As America draws stocks from its strategic reserve, this week’s record wholesale prices for petrol should come down. But they will remain high for months, at least, and bigger US petrol imports are already transferring higher prices to Western Europe and beyond.
In New England, America’s more moralistic North East, a group of states recently imposed Kyoto-type targets on themselves. They want to freeze and maybe cut emissions of carbon dioxide, chief suspect for the claimed greenhouse effect. Neither the southern states nor the Midwest seemed likely to take this initiative seriously, let alone join it. There will now be a livelier debate. More states will fret about power stations and vehicle (if not aircraft) emissions, even if they do little about it.
This combination of price signals and changing attitudes will probably be the tipping point for sales of hybrid petrol-electric vehicles, leading to mass production and lower unit costs. In the short term, at least, that will be bad news for General Motors and Ford, which are already struggling to find anything as profitable as big sports utility vehicles.
If petrol rises above £1 per litre in Britain, which is still more than 2.5 times as much as in America, the switch to more fuel-efficient cars and newtechnology vehicles can only accelerate. Trends will be reinforced on the Continent and in Japan. America’s latest omnibus Energy Bill has given a fillip to fuel cell technology, which is close to commercial breakthrough. It tipped its hat to nuclear power but we could see further moves in this direction, perhaps to help breeder reactors, which are uneconomic at today’s uranium prices. France, which depends heavily on conventional nuclear power, is now earning a dividend in lower oil-induced inflation than its neighbours.
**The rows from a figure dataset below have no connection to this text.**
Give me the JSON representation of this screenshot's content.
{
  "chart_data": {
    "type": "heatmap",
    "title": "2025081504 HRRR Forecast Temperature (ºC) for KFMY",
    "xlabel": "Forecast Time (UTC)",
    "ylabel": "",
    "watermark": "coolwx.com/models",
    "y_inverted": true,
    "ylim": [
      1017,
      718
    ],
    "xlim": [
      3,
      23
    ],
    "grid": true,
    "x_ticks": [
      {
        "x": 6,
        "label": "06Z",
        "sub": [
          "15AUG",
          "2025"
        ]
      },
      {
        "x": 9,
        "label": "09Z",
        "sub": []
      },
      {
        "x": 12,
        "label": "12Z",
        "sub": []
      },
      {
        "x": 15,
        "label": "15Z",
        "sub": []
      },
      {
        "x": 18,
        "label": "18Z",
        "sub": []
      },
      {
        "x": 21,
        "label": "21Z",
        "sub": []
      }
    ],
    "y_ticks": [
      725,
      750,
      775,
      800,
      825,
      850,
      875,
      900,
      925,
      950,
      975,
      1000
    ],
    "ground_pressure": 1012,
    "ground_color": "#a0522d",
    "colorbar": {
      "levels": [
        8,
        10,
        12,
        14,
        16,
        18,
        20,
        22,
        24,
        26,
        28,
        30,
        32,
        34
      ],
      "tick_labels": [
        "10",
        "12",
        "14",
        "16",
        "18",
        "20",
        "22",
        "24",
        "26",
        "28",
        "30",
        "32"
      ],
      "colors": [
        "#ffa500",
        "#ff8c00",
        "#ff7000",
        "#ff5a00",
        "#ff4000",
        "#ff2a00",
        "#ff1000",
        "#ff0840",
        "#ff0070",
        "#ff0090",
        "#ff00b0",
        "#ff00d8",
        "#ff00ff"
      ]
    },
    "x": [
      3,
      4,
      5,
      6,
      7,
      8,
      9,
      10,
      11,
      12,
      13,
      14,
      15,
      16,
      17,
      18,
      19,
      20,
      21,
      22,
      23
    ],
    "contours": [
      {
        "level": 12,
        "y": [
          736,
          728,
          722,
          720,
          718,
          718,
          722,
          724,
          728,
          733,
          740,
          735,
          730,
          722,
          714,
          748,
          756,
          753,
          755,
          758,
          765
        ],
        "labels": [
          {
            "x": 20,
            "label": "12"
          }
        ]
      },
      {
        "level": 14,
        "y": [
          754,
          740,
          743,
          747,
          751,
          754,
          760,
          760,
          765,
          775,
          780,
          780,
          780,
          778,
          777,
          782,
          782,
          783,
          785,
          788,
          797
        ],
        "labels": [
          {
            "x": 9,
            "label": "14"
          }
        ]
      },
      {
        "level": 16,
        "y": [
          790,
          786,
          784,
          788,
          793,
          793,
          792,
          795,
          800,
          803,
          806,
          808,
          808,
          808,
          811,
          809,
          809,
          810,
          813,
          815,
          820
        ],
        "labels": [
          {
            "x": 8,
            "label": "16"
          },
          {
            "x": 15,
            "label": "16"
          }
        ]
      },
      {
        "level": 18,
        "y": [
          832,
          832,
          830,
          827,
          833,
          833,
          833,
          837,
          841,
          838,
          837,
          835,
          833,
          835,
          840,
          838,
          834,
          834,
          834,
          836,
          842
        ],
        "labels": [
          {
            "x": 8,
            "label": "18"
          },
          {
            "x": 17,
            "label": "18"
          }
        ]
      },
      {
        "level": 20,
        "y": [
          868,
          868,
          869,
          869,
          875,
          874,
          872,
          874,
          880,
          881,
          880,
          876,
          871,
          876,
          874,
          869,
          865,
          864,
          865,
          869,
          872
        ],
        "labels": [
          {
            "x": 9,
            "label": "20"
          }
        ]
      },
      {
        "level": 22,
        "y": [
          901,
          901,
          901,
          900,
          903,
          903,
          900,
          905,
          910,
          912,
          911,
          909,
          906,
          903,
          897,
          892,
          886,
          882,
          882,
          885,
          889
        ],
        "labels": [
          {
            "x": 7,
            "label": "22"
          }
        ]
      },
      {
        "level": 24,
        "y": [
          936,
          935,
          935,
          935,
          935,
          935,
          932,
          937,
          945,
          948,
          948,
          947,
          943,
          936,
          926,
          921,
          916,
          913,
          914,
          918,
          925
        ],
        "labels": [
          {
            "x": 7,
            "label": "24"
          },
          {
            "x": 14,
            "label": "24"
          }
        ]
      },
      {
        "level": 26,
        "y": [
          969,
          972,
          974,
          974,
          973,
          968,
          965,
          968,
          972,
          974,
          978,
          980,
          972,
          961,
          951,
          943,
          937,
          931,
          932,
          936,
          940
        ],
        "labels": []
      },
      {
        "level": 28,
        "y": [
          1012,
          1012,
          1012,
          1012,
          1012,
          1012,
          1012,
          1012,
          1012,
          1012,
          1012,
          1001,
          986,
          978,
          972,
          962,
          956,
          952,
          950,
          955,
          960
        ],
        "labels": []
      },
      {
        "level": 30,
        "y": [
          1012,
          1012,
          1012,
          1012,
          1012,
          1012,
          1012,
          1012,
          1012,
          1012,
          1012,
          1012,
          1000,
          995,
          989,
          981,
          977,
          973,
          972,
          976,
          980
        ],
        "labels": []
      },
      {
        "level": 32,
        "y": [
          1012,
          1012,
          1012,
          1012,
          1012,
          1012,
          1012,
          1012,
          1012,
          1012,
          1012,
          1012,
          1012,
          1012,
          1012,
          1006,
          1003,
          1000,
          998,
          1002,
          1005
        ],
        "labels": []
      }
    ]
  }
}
Inevitably, the main US effort will be to rebuild, protect against future hurricanes, plan larger refining capacity and gain better access to crude oil. Today, that is bad news for guards of Venezuela’s Hugo Chavez, America’s awkward-squad oil supplier. Years ahead, US success in finding oil and cutting demand will determine oil price trends. We may also see a lot of US farm land given over to forestry to absorb carbon dioxide or grow fuel crops.
Japan’s Kobe earthquake of 1995 was widely forecast to help the country’s output recover momentum through reconstruction work. Instead, the loss of output depressed the stagnant economy even further. This should not happen in America, where economic expansion looks robust. Vast amounts of federal and private capital will be made available. But there will be complications.
Commercial insurance losses are one. The leading global reinsurance companies provide one of the most attentive audiences for debates on climate change. Their own businesses record a menacing upturn in losses from natural disasters. It is not easy to distinguish between the trend in natural events and the far more rapid increase in valuable property that is liable to be destroyed. Insurers are, however, profoundly conscious of the relation between the two.
Rebuilding communities that have become uninsurable is not so easy, unless the US Government assumes virtually all risks. What is true on the Mississippi Delta is equally true in the Thames estuary or the flood plains of the Trent, Severn, or Aire. Insurers will enforce more cautious development policies, whatever governments may think, just as insurers have driven action against smoking in workplaces.
Washington economic managers will be scratching their heads. The last thing a country with huge budget and trade deficits needs is a boost to government spending on goods. The dollar may suffer if the Federal Reserve Board, in transition between Alan Greenspan and Mr X, feels it should go a little softer on interest rate rises while private spending is disrupted.
If America catches the global warming bug, however, the impact of Katrina on the world economy will be much greater.